In the meantime the first Margaret had died and within two years both of her fine sons, Alexander and David, had passed away, leaving the succession to the infant princess in Norway. King Alexander, most reluctantly, for he had been very much in love with his English wife, married then a daughter of the French Count de Dreux, whose name was Joleta, in the hope of having more sons. Pending this development, it was agreed by the nobles of the country that the third Margaret should be considered the successor to the throne.

At this point Edward of England showed signs of possessing what was called in Scotland “the sign of the thread”; in other words, an instinct for bargaining. Seeing a way to bring England and Scotland together under one ruler, he negotiated with the King of Norway a marriage between the Maid and his son Edward, who had now reached the age of six and showed evidence of becoming a very handsome fellow indeed.

The hand of fate then intervened to give the situation a final ironic twist. Alexander of Scotland, still without children by his second marriage, came one night to Burntisland on his way to Kinghorn, where his wife was staying. It was dark and stormy and he was urged to delay his departure until morning. But the king was not one to be balked by inclement weather and, like Tam o’ Shanter, he started out into the wild night. His horse missed its footing on the edge of a steep cliff and Alexander was killed in the fall.

He had been a good king and all Scotland mourned for him. As one chronicler put it:

He honoured God and holy kirk,

And medfull dedys he oysed to werk.

The people had every reason to mourn, for now all hope of a peaceful accession was centered in the small child in Norway. Arrangements were made to bring her at once to Scotland. A well-equipped ship was sent for her, fitted out with everything to please the heart of an infant queen—fine clothes and bonnets, soft mattresses, and sweetmeats and frails of dates and figs (a frail being a large basket), and all manner of toys, including perhaps a crown.

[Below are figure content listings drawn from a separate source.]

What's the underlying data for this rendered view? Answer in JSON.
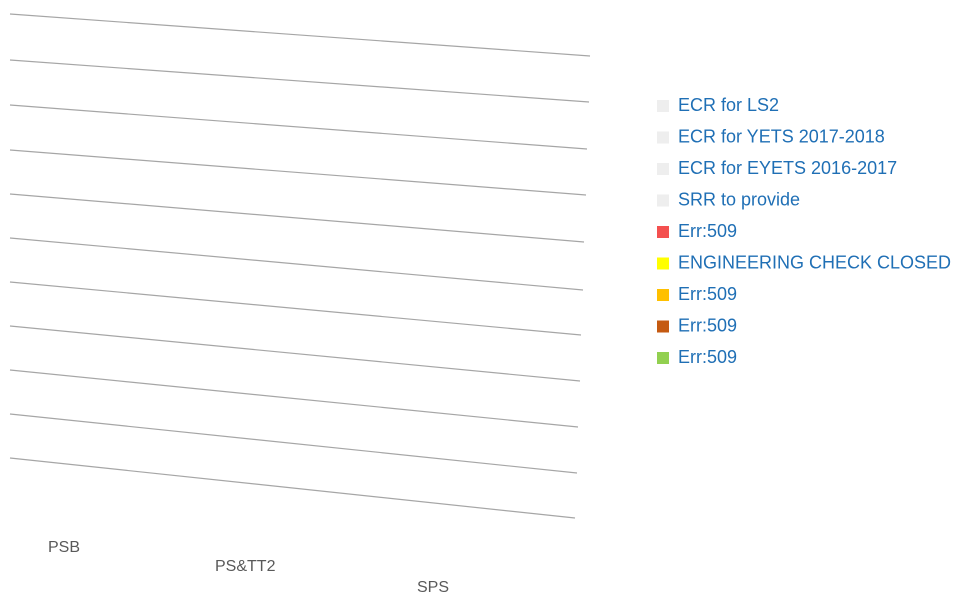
{
  "chart_data": {
    "type": "bar",
    "categories": [
      "PSB",
      "PS&TT2",
      "SPS"
    ],
    "series": [
      {
        "name": "ECR for LS2",
        "color": "#eeeeee"
      },
      {
        "name": "ECR for YETS 2017-2018",
        "color": "#eeeeee"
      },
      {
        "name": "ECR for EYETS 2016-2017",
        "color": "#eeeeee"
      },
      {
        "name": "SRR to provide",
        "color": "#eeeeee"
      },
      {
        "name": "Err:509",
        "color": "#f4504f"
      },
      {
        "name": "ENGINEERING CHECK CLOSED",
        "color": "#ffff00"
      },
      {
        "name": "Err:509",
        "color": "#ffc000"
      },
      {
        "name": "Err:509",
        "color": "#c55a11"
      },
      {
        "name": "Err:509",
        "color": "#92d050"
      }
    ],
    "legend": "right"
  }
}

Playing cards had not yet been introduced into western Europe, but if they had it might have been said that now Edward of England had all the trumps in his hands. He arranged at once for a meeting at Salisbury to which commissioners from Scotland and Norway were summoned, to make the needful arrangements for the succession and marriage. Under the pretext that the rights of the youthful pair must be conserved, he demanded that Anthony Bek, Bishop of Durham, be made governor of Scotland in the interim. This was reluctantly agreed to, for the Scottish commissioners, having a trace of the same thread, knew a shrewd maneuver when they saw one.

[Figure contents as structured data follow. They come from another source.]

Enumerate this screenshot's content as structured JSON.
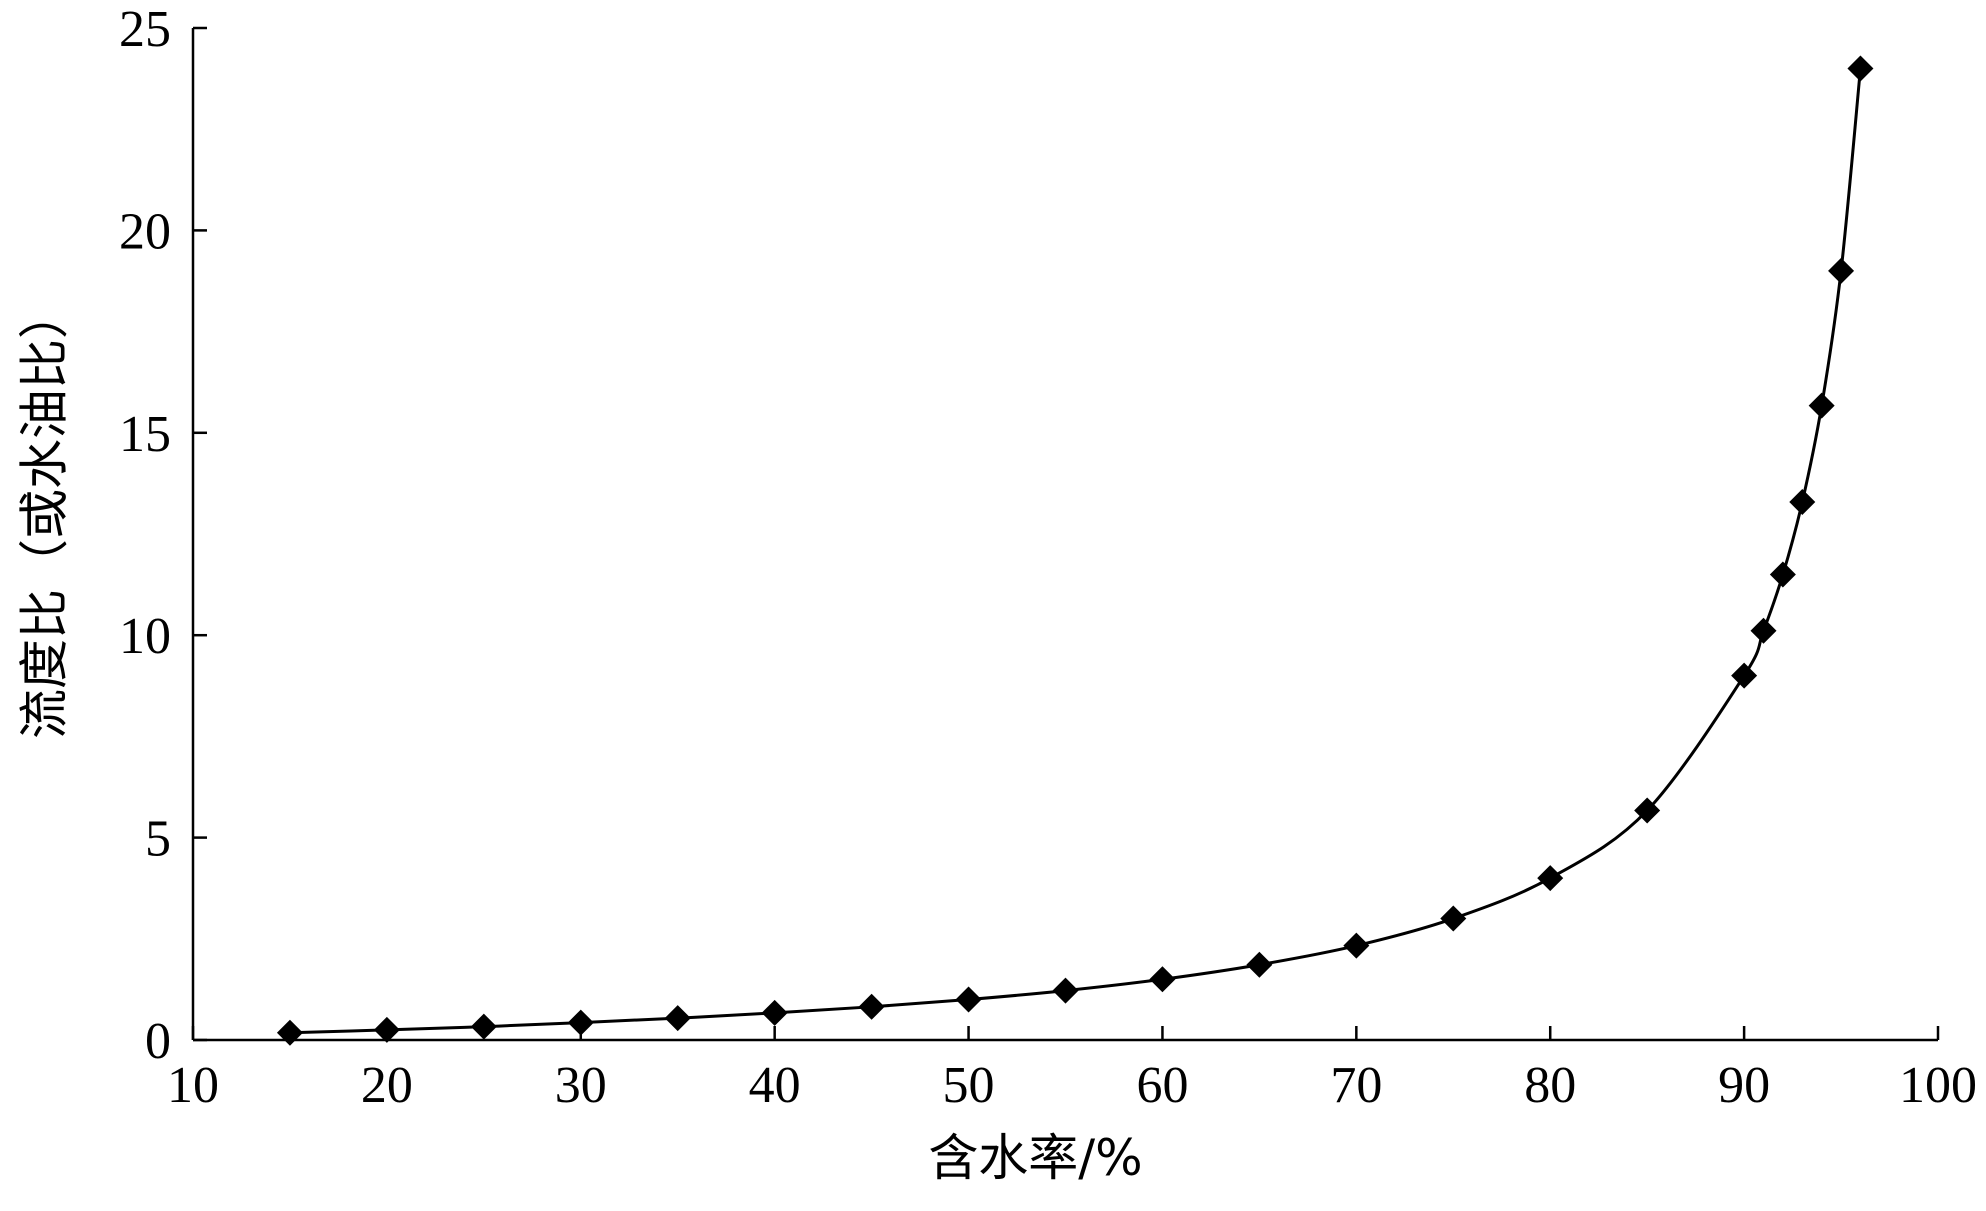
{
  "chart_data": {
    "type": "line",
    "title": "",
    "xlabel": "含水率/%",
    "ylabel": "流度比（或水油比）",
    "xlim": [
      10,
      100
    ],
    "ylim": [
      0,
      25
    ],
    "x_ticks": [
      10,
      20,
      30,
      40,
      50,
      60,
      70,
      80,
      90,
      100
    ],
    "y_ticks": [
      0,
      5,
      10,
      15,
      20,
      25
    ],
    "x_tick_labels": [
      "10",
      "20",
      "30",
      "40",
      "50",
      "60",
      "70",
      "80",
      "90",
      "100"
    ],
    "y_tick_labels": [
      "0",
      "5",
      "10",
      "15",
      "20",
      "25"
    ],
    "grid": false,
    "legend": "none",
    "marker": "diamond",
    "colors": {
      "line": "#000000",
      "marker": "#000000",
      "axis": "#000000",
      "background": "#ffffff"
    },
    "series": [
      {
        "x": [
          15,
          20,
          25,
          30,
          35,
          40,
          45,
          50,
          55,
          60,
          65,
          70,
          75,
          80,
          85,
          90,
          91,
          92,
          93,
          94,
          95,
          96
        ],
        "values": [
          0.18,
          0.25,
          0.33,
          0.43,
          0.54,
          0.67,
          0.82,
          1.0,
          1.22,
          1.5,
          1.86,
          2.33,
          3.0,
          4.0,
          5.67,
          9.0,
          10.11,
          11.5,
          13.29,
          15.67,
          19.0,
          24.0
        ]
      }
    ]
  }
}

When the ship returned from Norway and put in at the island of Orkney, the news was conveyed to the anxiously waiting people of Scotland that the little queen had succumbed to the hardships of sea travel while crossing the stormy waters between the two countries.

Almost immediately no fewer than thirteen claimants to the throne came forward. The land was threatened with civil war, and in desperation the lords of the northern kingdom appealed to Edward to act as arbitrator. This duty he undertook with readiness.

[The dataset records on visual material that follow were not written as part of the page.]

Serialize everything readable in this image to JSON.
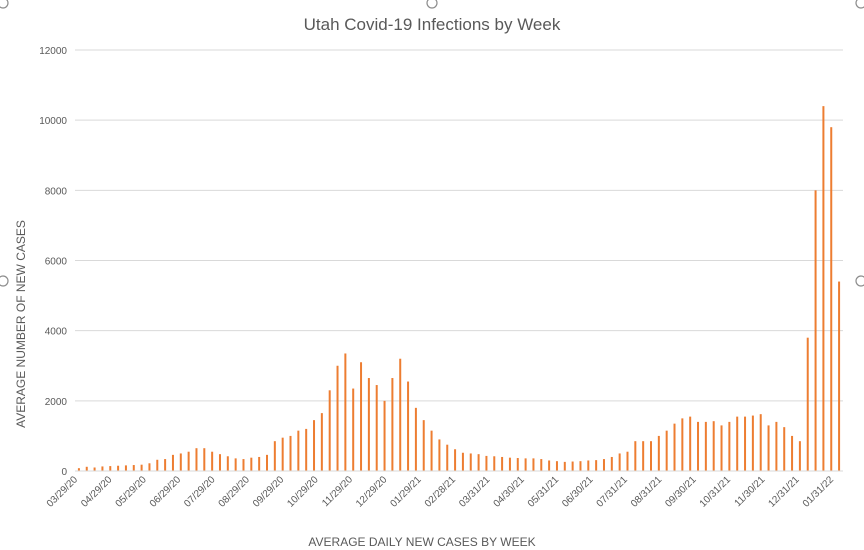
{
  "chart_data": {
    "type": "bar",
    "title": "Utah Covid-19 Infections by Week",
    "xlabel": "AVERAGE DAILY NEW CASES BY WEEK",
    "ylabel": "AVERAGE NUMBER OF NEW  CASES",
    "ylim": [
      0,
      12000
    ],
    "yticks": [
      0,
      2000,
      4000,
      6000,
      8000,
      10000,
      12000
    ],
    "grid": true,
    "legend": "none",
    "bar_color": "#ED7D31",
    "x_tick_labels": [
      "03/29/20",
      "04/29/20",
      "05/29/20",
      "06/29/20",
      "07/29/20",
      "08/29/20",
      "09/29/20",
      "10/29/20",
      "11/29/20",
      "12/29/20",
      "01/29/21",
      "02/28/21",
      "03/31/21",
      "04/30/21",
      "05/31/21",
      "06/30/21",
      "07/31/21",
      "08/31/21",
      "09/30/21",
      "10/31/21",
      "11/30/21",
      "12/31/21",
      "01/31/22"
    ],
    "values": [
      80,
      120,
      100,
      130,
      140,
      150,
      160,
      170,
      180,
      220,
      320,
      340,
      460,
      500,
      550,
      650,
      650,
      550,
      480,
      420,
      360,
      340,
      380,
      400,
      460,
      850,
      950,
      1000,
      1150,
      1200,
      1450,
      1650,
      2300,
      3000,
      3350,
      2350,
      3100,
      2650,
      2450,
      2000,
      2650,
      3200,
      2550,
      1800,
      1450,
      1150,
      900,
      750,
      620,
      520,
      500,
      480,
      430,
      420,
      400,
      380,
      370,
      360,
      360,
      340,
      300,
      280,
      260,
      270,
      280,
      300,
      310,
      340,
      400,
      500,
      550,
      850,
      850,
      850,
      1000,
      1150,
      1350,
      1500,
      1550,
      1400,
      1400,
      1420,
      1300,
      1400,
      1550,
      1550,
      1580,
      1620,
      1300,
      1400,
      1250,
      1000,
      850,
      3800,
      8000,
      10400,
      9800,
      5400
    ]
  }
}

A mystery developed almost immediately in connection with the death of the Maid of Norway. It was whispered about that it was not the princess who had died, that in fact she had been spirited off the vessel before it sailed; how or why being left to the individual imagination. In 1301 a handsome young woman came to Norway from Leipzig and gave it out that she was the Princess Margaret. Her story was that she had been kidnaped by a woman named Ingeberg, the wife of Thor Hokansson, and sold into servitude. She bore sufficient resemblance to the deceased Maid to win her some adherents. Her story could not be substantiated in any way, however, and the law did not delay in dealing with the matter. The pretender was imprisoned and later burned at the stake as a witch. She became, to those who had believed in her, a legendary figure and for a long time she was revered as a saint.